La cloche a sonné. Tous les élèves sont allés à leurs casiers. Ils m’ont vu assis sur le banc. J’ai dit :

— J’ai pas été puni. Je viens de gagner le concours d’orthographe.

Comme ça personne n’a pensé que j’étais puni. Mais Jessica, elle, elle a rien dit, elle continuait de lire. Au bout d’un moment, elle a posé le livre et elle a regardé dans le hall, mais personne en particulier. Personne. Et elle a dit :

— Pour le moment, il doit être dans le Wyoming. Il a commencé dans le Montana, avec tout le troupeau, c’est lui le chef parce qu’il est le plus grand et le plus sauvage, personne ne peut le monter que moi. Mais maintenant il vient tout seul.

— Qui ça ? j’ai demandé.

Elle s’est tournée et elle m’a regardé droit dans la figure et j’ai vu ses yeux. Y sont géants, mon vieux, verts avec des éclats marron dedans.

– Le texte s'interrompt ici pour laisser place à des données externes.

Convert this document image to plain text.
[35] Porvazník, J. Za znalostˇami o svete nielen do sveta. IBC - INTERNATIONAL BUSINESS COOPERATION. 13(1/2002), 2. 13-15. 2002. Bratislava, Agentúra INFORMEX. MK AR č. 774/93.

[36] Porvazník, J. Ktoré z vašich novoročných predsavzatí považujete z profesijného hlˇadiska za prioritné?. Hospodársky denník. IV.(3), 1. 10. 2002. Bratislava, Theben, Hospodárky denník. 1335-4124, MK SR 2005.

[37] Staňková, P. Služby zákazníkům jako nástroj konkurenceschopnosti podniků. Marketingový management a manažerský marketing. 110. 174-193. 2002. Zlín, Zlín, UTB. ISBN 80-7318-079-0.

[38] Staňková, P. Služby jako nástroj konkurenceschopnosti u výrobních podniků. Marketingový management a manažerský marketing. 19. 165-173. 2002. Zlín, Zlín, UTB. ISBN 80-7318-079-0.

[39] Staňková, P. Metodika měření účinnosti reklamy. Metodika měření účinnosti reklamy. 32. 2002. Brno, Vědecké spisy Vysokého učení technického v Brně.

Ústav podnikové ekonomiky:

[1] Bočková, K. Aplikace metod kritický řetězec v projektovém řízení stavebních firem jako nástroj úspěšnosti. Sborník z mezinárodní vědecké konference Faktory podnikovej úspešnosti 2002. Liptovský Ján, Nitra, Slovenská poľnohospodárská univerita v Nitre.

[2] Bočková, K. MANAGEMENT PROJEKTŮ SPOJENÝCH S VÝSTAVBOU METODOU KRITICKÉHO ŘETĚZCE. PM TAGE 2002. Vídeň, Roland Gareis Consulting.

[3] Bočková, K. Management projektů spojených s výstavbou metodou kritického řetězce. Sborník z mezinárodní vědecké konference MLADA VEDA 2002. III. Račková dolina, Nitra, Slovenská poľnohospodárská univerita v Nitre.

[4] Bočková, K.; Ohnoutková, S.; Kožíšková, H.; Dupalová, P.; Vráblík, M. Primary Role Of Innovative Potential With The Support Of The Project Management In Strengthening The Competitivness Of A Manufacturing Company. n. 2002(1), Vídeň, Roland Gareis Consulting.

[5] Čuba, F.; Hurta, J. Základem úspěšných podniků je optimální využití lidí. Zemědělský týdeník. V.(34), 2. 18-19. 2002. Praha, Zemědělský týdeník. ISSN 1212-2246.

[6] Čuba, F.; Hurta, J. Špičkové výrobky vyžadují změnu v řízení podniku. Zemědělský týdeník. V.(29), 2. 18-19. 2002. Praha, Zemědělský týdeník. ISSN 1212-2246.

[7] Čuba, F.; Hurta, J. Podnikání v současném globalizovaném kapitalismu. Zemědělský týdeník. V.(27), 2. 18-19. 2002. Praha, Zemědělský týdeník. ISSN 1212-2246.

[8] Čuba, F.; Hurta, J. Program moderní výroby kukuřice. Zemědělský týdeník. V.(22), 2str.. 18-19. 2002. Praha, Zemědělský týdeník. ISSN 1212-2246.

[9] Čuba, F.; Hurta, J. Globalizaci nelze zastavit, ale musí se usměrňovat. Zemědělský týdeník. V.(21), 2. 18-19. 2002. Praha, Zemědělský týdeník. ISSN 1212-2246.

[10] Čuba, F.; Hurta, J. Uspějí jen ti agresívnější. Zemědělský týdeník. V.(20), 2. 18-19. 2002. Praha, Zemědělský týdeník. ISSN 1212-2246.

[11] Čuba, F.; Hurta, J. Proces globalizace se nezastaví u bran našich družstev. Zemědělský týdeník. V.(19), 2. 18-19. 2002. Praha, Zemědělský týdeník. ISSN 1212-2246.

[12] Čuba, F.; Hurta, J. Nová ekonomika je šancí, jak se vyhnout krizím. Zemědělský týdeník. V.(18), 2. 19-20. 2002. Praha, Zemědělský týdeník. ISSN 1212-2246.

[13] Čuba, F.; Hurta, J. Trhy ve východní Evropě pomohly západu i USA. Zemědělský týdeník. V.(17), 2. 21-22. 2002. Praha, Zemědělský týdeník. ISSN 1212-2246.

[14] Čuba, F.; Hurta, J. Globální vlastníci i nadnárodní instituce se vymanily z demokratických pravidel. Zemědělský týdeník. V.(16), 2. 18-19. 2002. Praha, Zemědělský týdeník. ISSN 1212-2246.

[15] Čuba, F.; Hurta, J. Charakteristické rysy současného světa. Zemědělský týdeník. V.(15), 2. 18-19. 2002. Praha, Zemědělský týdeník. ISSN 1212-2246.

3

— Blacky, elle a répondu. Mon cheval.

— Ah, bon.

Et puis on a plus rien dit pendant longtemps. Les élèves ont arrêté de passer devant nous, les portes des casiers ont cessé de claquer et tout est resté coi et tranquille dans le hall de l’école.

Et puis Jessica a dit quelque chose :

— Tu sais, Gil, je t’ai laissé gagner le concours d’orthographe, elle a dit. Parce que tu en avais très envie.